Konuya çeşitli açılardan bakmak mümkün iken özellikle biyolojik temelli araştırmalar çok önemli açıklamalarda bulunuyor. Beynin yapısı ve nöronların işleyişi açısından bakarsak, yeni şeyler öğrenirken ya da yeni fikirlerle karşılaştığımızda, beynimizde yeni sinaptik bağlantılar oluşmaya başlıyor. Bir başka deyişle doğa, bol sinaptik bağlantılarınızın olduğu beyin bölgelerinde yeni sinaptik bağlantılar oluşturmayı kolayca gerçekleştirmemize olanak sağlıyor. Bu sayede güçlü olduğumuz alanlarda öğrenme ve gelişmeye yatkın ve açık oluyoruz. Böylece güçlü olduğumuz yerde en fazla gelişmeyi göstermemiz olanaklı hale geliyor ve belirli bir konuda veya işte, sürekli olarak kusursuza yakın performans oluşturmamız mümkün olabiliyor. Nitekim başarılı insanların ortak özelliği de hangi özellikleri iyiyse, enerjilerinin ve güçlerinin önemli bir kısmını söz konusu özelliklerini daha da güçlendirmeye odaklamış olmaları. Zayıf alanları güçlendirmek, bu yönüyle zaman ve enerji israfına neden oluyor. Olumsuzlukları gidererek olumluya daha kolay ulaşamıyoruz.

Güç Bende Artık!

Ünlü yönetim düşünürü Peter Drucker 1966’da yayınlanan “The Effective Executive” isimli kitabında güçlü yönlere odaklı başarının önemini fark etmiş olarak etkili yöneticilerin kendi güçlü yönleri, üstlerinin gücü, meslektaş­larının gücü, kendine bağlı olanların gücü ve koşulların gücü ile başarılı olabileceklerinden söz ediyor. Pozitif psikolojinin öncü ismi Martin Seligman ise bireylerin iyi oldukları alanlar konusuyla psikoloji biliminin daha fazla ilgilenmesi gerektiğini söylüyor. Günümüze daha yakın çalışmalara baktığımızda ise Gallup’tan Clifton ve Buckingham’ın çalışmaları da iş yaşamında güçlü yönlere odaklı başarının öneminden söz ediyor.

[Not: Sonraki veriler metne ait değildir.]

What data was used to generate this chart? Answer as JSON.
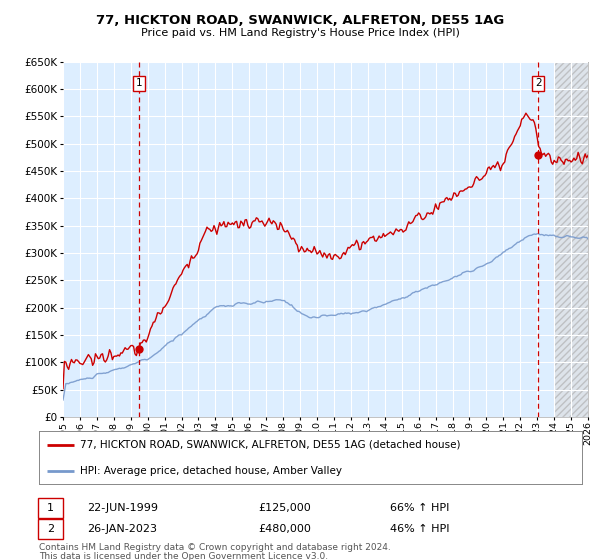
{
  "title": "77, HICKTON ROAD, SWANWICK, ALFRETON, DE55 1AG",
  "subtitle": "Price paid vs. HM Land Registry's House Price Index (HPI)",
  "legend_line1": "77, HICKTON ROAD, SWANWICK, ALFRETON, DE55 1AG (detached house)",
  "legend_line2": "HPI: Average price, detached house, Amber Valley",
  "sale1_date": "22-JUN-1999",
  "sale1_price": 125000,
  "sale1_hpi": "66% ↑ HPI",
  "sale2_date": "26-JAN-2023",
  "sale2_price": 480000,
  "sale2_hpi": "46% ↑ HPI",
  "footnote1": "Contains HM Land Registry data © Crown copyright and database right 2024.",
  "footnote2": "This data is licensed under the Open Government Licence v3.0.",
  "red_color": "#cc0000",
  "blue_color": "#7799cc",
  "bg_color": "#ddeeff",
  "ylim": [
    0,
    650000
  ],
  "yticks": [
    0,
    50000,
    100000,
    150000,
    200000,
    250000,
    300000,
    350000,
    400000,
    450000,
    500000,
    550000,
    600000,
    650000
  ],
  "sale1_x": 1999.47,
  "sale2_x": 2023.07,
  "xmin": 1995.0,
  "xmax": 2026.0,
  "hatch_start": 2024.0
}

Evet, günümüzün rekabetçi ortamı en kısa sürede kalabalıklardan sıyrılarak fark yaratmamızı bekliyor ve bunu ödüllendiriyor. Bu süreçte kendimizi geliştirmeyi ve yönetmeyi öğrenmek kaçınılmaz bir zorunluluk. Çocukluğumuzun çizgi filmi He-Man’in sihirli dönüşüm sözleri günümüzde iş başarısının sloganı olmaya aday. Öyleyse güçlü alanlarımıza odaklanarak “Güç bende artık!” diyelim.